Dans l’épisode 48 de notre podcast “Good Job !”, Matthieu Poirot, praticien-chercheur en psychologie des organisations et auteur du livre Arrêtez de vous épuiser (éditions Eyrolles), déconstruit un tabou tenace : récupérer n’est pas une faiblesse, c’est une compétence professionnelle. Et ça s’apprend !

Se reposer n’est pas récupérer

L’un des grands malentendus autour de la récupération, c’est de croire qu’elle serait passive. Or, selon Matthieu Poirot, « La récupération, c’est un processus qui est actif ». Il donne un exemple parlant : « Vous pouvez être devant une plage en vacances. Vous avez payé super cher pour vous déplacer… et en même temps, vous pensez au boulot. Vous n’êtes pas en récupération. » Même si vous êtes allongé dans votre lit ou affalé sur votre canapé devant une série Netflix, « si vous êtes en train de ruminer sur le travail, ce n’est pas de la récupération. » Autrement dit, le corps peut être à l’arrêt pendant que le système nerveux, lui, reste sous tension.

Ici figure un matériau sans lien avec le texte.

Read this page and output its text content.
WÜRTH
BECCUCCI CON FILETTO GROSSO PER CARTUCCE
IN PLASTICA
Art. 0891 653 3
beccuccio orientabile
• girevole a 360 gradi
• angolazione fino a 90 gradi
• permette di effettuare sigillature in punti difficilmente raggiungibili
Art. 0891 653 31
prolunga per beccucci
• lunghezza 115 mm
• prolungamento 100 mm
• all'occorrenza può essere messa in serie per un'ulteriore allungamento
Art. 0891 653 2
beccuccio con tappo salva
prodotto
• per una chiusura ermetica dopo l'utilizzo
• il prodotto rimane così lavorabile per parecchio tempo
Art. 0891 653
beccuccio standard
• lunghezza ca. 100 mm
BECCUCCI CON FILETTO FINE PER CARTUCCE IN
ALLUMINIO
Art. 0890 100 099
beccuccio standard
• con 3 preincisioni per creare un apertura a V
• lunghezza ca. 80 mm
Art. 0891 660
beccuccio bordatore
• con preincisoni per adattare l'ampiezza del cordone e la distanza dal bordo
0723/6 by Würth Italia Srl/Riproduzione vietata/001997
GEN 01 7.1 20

Si nous récupérons si mal, ce n’est pas par manque de bonne volonté. C’est aussi culturel :
« Tout est fait aujourd’hui pour qu’on oublie la récupération psychologique. C’est un tabou. » Dans l’imaginaire collectif, récupérer reste associé à une forme de faiblesse. « On considère que récupérer, cela veut dire être dans une position de fainéantise et donc de non-performance », regrette-t-il.

Quand le manque de récupération use le corps et l’esprit

Les conséquences d’un déficit chronique de récupération sont loin d’être anodines. Matthieu Poirot s’appuie sur le concept de charge allostatique, qu’il définit comme « l’usure silencieuse provoquée par le stress chronique quand il y a un déficit de récupération ».

Cette usure touche le corps : baisse de l’immunité, inflammations, troubles musculo-squelettiques, risques cardiovasculaires. Mais aussi le psychisme : troubles anxio-dépressifs, baisse de la concentration, altération durable du système émotionnel.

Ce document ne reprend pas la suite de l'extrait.